Generally, the further Hecht moves from the propria persona, the better his poetry. This makes him exceptional among contemporary poets, whose excursions into narrative are usually failed experiments. In The Darkness and the Light, there are no poems on the scale of "The Venetian Vespers," but "A Fall," "A Brief Account of Our City," and "1945" are in the same category. "1945" tells of another incident from World War II, in which a French family seems willing to sacrifice their son's life to keep their bicycle hidden from a German officer. As in "More Light! More Light!," Hecht is calling our attention to human evil, and his remote, objective tone is that of a judge admitting an exhibit into evidence:
It wasn't charity. Perhaps mere prudence,
Saving a valuable round of ammunition
For some more urgent crisis. Whatever it was,
The soldier reslung his rifle on his shoulder,
Turned wordlessly and walked on down the road
The departed German vehicles had taken.
This narrative is especially strong in contrast to the other two parts of the sequence, "Sacrifice," to which it belongs. These are monologues by Abraham and Isaac about the sacrifice of Isaac, averted by God at the last minute. The story is so well known that it demands some original interpretation or striking new idiom to make it live again. But Hecht's language here is sedate and literary:
Youthful I was and trusting and strong of limb,
The fresh-split firewood roped tight to my back,
And I bore unknowing that morning my funeral pyre.
The diction ("bore," "pyre") and the inversions make this sound unlike the speech of any actual person or period. It is a middle register of refined poetic diction, pleasing in its way, but not a sensitive medium for recording experience. Similarly, "Haman," another short biblical monologue, makes the obvious comparison between that Persian enemy of the Jews and their modern German enemy. But the malice of "Haman the Hangman" is swaddled in an idiom remote from contemporary speech: "Let the Jews tremble," "ridding the world," "chastening penalty," "hanker after."

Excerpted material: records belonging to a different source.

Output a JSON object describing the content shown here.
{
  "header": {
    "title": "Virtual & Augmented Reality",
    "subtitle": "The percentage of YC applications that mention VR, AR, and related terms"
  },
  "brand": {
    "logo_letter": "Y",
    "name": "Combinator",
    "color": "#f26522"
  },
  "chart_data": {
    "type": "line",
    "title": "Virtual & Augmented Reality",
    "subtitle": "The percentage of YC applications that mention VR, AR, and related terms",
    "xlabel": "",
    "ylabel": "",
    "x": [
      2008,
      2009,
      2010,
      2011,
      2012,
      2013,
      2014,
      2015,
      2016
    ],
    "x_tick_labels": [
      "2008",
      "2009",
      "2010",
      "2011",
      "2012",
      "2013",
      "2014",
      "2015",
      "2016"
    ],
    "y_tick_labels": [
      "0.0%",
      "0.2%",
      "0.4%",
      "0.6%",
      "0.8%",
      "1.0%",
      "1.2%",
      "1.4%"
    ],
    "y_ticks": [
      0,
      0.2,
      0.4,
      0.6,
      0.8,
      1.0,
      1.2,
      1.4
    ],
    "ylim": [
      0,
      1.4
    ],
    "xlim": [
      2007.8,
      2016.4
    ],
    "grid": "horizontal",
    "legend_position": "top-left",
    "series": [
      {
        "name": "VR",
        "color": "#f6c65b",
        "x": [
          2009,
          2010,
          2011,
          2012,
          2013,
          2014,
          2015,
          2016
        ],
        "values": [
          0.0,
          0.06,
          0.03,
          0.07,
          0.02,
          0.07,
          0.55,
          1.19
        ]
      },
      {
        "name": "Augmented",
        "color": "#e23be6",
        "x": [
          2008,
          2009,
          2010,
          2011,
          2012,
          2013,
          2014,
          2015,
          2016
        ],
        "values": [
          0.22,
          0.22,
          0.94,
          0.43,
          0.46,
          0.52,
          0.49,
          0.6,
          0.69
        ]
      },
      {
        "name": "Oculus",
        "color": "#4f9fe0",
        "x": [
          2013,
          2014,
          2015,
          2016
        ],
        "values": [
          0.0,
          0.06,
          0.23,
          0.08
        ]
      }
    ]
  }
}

This sort of refinement is a persistent temptation in Hecht's verse, the hazard of his desire to defend and to continue a tradition, for it is always difficult for a poet to be sure when he is renewing a tradition and when he is only echoing it. For similar reasons, allusion is problematic in Hecht's poetry. His work is saturated with reference, especially to Shakespeare, but the effect is often to make it seem as though texts have replaced things as the objects of thought. In "The Witch of Endor," another biblical monologue, he writes:

I had the gift, and arrived at the technique
That called up spirits from the vasty deep....
The second (and rather famous) line is a version of Glendower's in Henry IV — "I can call spirits from the vasty deep" — but this association works against the present context. Glendower's claim is meant to be vain and boastful, quickly parried by Hotspur: "But will they come when you do call for them?" Yet Hecht does not seem to wish to undermine the Witch's powers. It is rather that his mind moves so much in the Shakespearean realm that the idea of conjuring immediately calls forth this quotation. And this marks a separation between the poet's mind and that of the Witch whose voice he is attempting to assume. Allusion becomes another way in which the poet keeps his subject under quarantine.

The Darkness and the Light confirms rather than extends the domain of Hecht's art. His gifts are of a kind rare today-seriousness, intelligence, formal discipline — and he has expressed as skillfully as any writer of the last fifty years the anxiety of the civilized mind facing the large and small barbarisms of the age. But that very stance is also what sets a severe limitation to his poetry. It is not necessary for a modern poet to take chaos as his theme; but if he does, it may be necessary for him to accede to that chaos, to allow it into his very speech, as Lowell and Berryman and Plath did in their various ways. It is to them, rather than to Hecht, that future readers will turn for a sense of what it was like to live, and suffer, in our time.